Hay cosas que no deberían regresar nunca con nombre nuevo y mala actitud. Una de ellas es el COVID-19, que reaparece en el radar mediático con una subvariante que, si no fuera por el apodo, pasaría casi desapercibida. Se trata de la NB.1.8.1, mejor conocida como “Nimbus” —como si J.K. Rowling le pusiera nombre a una nueva pesadilla viral—, o más popularmente, el “COVID garganta de cuchilla”, debido al dolor de garganta extremadamente agudo que provoca. No es broma: pacientes en Reino Unido, India y otras regiones han descrito la sensación como “cuchillas bajando por la tráquea”.
Ahora bien, que no cunda el pánico (ni las cadenas de WhatsApp). Aunque el apodo suena a arma blanca bacteriológica, los expertos y la Organización Mundial de la Salud (OMS) coinciden en que no hay evidencia de que esta variante cause una enfermedad más severa que sus predecesoras. El aumento de casos ha sido notorio especialmente en el sudeste asiático, el Pacífico occidental y la región del Mediterráneo oriental, donde a mediados de mayo la variante ya representaba cerca del 11% de las muestras genómicas analizadas, según la OMS. Es decir: sí circula, pero no con el ímpetu catastrófico de 2020.
En Estados Unidos, la detección de casos en aeropuertos como los de California, Nueva York, Virginia y Washington ha encendido ciertas alertas, más por prevención que por gravedad. Y si bien hay un repunte de hospitalizaciones en algunos países del Pacífico occidental, la evidencia disponible no vincula directamente esta alza con un comportamiento más agresivo de la subvariante.
Los síntomas de Nimbus son, en esencia, los de siempre: fiebre, tos, escalofríos, disnea, pérdida del gusto u olfato… con la añadidura punzante del dolor de garganta “estilo licuadora”. No es bonito, pero tampoco es apocalíptico. Más aún, las vacunas actuales siguen siendo efectivas frente a esta subvariante, según confirma la OMS. Lo cual nos lleva al personaje secundario más inquietante de esta película: Robert F. Kennedy Jr.

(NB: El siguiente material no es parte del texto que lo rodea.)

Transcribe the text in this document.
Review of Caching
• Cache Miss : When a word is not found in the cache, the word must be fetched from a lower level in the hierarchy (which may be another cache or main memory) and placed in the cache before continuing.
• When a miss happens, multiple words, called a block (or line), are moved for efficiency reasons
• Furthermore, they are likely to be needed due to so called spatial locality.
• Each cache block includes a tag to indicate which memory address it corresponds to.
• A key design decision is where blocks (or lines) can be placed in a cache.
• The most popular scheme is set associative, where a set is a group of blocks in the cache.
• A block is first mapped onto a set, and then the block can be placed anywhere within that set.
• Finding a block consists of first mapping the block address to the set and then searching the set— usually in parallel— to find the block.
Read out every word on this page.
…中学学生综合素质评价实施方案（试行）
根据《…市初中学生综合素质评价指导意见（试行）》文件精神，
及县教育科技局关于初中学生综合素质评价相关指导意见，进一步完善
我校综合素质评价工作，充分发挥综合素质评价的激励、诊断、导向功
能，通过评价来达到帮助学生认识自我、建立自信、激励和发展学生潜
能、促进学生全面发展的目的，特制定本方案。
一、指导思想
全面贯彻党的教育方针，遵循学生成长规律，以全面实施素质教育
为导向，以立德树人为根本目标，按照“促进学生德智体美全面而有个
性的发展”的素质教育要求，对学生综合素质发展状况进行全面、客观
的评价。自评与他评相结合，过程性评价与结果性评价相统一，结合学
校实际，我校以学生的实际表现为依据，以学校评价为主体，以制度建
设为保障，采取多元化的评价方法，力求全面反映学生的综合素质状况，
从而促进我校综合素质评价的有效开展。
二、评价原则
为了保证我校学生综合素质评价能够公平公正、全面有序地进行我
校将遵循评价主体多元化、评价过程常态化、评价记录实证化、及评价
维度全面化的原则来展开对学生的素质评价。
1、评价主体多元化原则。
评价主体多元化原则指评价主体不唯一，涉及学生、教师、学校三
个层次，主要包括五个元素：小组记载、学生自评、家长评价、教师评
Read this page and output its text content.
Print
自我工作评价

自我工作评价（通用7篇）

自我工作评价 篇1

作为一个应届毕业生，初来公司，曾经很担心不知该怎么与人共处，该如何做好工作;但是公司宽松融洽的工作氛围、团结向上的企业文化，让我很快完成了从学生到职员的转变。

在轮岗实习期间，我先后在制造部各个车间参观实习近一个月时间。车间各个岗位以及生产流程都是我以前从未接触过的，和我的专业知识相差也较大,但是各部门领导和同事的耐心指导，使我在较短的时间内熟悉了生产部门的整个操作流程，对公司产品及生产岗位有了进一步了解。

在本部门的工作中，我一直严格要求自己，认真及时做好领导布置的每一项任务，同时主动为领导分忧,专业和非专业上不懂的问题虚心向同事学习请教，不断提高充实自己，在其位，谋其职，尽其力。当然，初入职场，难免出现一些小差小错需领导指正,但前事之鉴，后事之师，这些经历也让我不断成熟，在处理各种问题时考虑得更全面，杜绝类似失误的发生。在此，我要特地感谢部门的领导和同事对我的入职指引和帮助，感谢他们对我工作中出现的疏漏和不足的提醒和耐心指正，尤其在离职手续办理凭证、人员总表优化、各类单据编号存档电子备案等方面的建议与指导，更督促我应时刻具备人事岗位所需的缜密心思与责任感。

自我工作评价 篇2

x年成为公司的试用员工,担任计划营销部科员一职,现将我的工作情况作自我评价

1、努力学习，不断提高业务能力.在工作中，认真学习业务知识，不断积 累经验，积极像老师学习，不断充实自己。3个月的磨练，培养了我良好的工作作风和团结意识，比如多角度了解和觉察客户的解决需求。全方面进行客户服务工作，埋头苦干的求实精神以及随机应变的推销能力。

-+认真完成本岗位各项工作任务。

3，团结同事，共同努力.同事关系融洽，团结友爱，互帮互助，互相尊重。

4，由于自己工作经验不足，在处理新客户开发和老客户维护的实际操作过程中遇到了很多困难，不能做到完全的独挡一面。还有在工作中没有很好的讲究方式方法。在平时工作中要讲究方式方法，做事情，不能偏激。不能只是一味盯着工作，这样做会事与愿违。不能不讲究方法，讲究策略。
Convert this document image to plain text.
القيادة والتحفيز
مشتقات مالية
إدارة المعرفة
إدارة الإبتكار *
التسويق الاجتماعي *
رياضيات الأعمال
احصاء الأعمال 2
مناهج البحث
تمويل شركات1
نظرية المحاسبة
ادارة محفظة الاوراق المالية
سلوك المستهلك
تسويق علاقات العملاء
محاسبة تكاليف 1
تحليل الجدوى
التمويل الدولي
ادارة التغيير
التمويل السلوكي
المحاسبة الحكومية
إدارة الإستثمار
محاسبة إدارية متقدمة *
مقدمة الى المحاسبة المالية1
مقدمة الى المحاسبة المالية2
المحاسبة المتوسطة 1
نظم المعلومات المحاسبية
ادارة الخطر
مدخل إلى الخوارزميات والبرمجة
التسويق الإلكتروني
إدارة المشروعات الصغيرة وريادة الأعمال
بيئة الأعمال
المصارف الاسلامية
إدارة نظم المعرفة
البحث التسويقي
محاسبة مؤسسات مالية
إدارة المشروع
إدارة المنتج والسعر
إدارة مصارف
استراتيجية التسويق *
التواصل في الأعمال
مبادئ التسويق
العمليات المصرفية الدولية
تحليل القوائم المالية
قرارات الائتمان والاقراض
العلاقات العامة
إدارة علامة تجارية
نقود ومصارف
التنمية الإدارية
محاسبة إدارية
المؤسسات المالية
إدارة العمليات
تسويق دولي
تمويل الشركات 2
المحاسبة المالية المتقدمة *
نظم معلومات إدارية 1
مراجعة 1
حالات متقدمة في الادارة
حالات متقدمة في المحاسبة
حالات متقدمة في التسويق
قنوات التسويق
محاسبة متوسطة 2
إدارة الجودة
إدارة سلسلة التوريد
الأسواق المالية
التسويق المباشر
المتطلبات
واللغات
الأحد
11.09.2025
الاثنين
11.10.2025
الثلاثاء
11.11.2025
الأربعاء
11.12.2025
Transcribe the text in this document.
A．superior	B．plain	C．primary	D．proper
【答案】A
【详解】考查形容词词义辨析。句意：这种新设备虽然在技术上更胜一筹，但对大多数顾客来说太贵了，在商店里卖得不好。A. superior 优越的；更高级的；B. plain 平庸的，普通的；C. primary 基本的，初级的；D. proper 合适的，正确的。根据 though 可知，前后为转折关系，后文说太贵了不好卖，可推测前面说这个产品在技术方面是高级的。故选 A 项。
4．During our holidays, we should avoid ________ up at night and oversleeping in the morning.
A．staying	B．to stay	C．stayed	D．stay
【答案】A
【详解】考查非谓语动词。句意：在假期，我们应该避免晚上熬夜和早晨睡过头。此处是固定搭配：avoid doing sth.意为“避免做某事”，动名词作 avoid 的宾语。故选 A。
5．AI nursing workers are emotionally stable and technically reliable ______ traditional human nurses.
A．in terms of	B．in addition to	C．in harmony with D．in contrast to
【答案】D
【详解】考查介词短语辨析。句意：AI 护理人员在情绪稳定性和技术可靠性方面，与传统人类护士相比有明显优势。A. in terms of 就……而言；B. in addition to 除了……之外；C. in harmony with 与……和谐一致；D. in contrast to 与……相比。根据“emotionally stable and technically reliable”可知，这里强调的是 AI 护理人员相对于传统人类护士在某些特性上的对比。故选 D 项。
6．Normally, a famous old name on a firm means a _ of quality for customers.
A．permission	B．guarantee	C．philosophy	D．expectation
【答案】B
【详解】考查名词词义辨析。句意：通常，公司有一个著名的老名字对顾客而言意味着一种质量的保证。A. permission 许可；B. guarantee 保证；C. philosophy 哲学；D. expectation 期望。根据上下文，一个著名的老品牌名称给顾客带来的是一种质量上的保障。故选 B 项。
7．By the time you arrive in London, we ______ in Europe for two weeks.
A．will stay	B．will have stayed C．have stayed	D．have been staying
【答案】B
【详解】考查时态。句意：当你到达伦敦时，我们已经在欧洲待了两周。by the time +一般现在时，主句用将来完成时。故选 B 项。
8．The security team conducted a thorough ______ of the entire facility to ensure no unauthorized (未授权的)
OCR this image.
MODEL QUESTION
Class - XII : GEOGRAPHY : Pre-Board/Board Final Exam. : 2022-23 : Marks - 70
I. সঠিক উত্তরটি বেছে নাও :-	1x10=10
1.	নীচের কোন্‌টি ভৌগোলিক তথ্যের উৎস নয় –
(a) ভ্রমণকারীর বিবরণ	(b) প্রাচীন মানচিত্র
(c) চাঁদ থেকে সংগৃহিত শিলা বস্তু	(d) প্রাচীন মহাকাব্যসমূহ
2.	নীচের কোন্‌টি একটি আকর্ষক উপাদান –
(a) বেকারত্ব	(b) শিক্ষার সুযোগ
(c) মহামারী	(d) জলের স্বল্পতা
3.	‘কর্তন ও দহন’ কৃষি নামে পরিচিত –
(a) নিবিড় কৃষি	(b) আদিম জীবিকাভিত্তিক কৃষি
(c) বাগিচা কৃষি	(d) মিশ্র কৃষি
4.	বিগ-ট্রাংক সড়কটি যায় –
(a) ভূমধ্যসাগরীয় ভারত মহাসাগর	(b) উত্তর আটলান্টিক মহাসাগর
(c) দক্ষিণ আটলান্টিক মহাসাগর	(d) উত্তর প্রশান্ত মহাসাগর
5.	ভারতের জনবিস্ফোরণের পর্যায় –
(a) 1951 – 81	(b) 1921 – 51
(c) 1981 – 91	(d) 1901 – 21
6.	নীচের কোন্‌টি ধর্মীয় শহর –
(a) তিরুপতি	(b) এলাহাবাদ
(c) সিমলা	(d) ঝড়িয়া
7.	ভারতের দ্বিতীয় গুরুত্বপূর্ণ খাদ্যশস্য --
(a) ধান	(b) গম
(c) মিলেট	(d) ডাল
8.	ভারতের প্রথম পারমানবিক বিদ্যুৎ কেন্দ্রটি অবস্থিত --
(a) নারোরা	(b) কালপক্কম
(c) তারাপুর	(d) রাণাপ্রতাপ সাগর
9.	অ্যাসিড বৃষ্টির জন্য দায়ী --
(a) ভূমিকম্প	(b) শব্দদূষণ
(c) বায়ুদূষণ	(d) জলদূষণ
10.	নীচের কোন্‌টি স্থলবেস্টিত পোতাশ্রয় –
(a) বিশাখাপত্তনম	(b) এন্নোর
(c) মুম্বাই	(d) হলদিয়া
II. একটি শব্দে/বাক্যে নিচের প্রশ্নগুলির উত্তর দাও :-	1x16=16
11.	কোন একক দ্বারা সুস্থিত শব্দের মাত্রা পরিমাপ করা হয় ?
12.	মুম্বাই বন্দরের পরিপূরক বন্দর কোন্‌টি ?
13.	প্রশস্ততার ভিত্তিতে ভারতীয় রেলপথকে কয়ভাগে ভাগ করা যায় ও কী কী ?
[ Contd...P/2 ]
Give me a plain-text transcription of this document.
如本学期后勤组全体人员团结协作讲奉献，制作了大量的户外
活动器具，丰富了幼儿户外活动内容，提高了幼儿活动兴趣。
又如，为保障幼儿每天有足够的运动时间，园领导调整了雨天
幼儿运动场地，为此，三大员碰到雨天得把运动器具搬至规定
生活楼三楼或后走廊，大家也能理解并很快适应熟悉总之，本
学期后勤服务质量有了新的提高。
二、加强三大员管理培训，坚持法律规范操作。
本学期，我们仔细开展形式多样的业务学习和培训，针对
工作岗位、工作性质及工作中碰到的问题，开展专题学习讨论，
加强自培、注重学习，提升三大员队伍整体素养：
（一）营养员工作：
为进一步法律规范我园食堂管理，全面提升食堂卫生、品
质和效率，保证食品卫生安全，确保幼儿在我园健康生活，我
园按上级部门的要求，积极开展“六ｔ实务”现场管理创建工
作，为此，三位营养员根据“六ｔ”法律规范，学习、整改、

El secretario de Salud de Estados Unidos —y conspicuo antivacunas reconvertido en funcionario— declaró recientemente que las vacunas contra el COVID-19 ya no deberían administrarse a niños sanos ni mujeres embarazadas. Una sugerencia que fue desmontada rápidamente por epidemiólogos y expertos en salud pública, quienes advirtieron que estas declaraciones podrían mermar peligrosamente la confianza en los esquemas de vacunación.
Así, mientras la ciencia insiste en que la vigilancia debe continuar sin caer en alarmismos, la desinformación gana titulares. El caso de Nimbus —o como le dirían en Hogwarts, Sore-throat Maxima— ilustra cómo incluso una variante con bajo impacto clínico puede convertirse en un fenómeno viral (literal y mediáticamente) si se le pone un nombre lo suficientemente inquietante y se le suma una declaración irresponsable desde una oficina gubernamental.
Por ahora, no se requiere más que monitoreo, vacunación vigente y evitar dramatismos. El COVID, aunque menos notorio, sigue entre nosotros. Y aunque no nos corte el aliento como antes, aún puede hacernos tragar saliva con dificultad.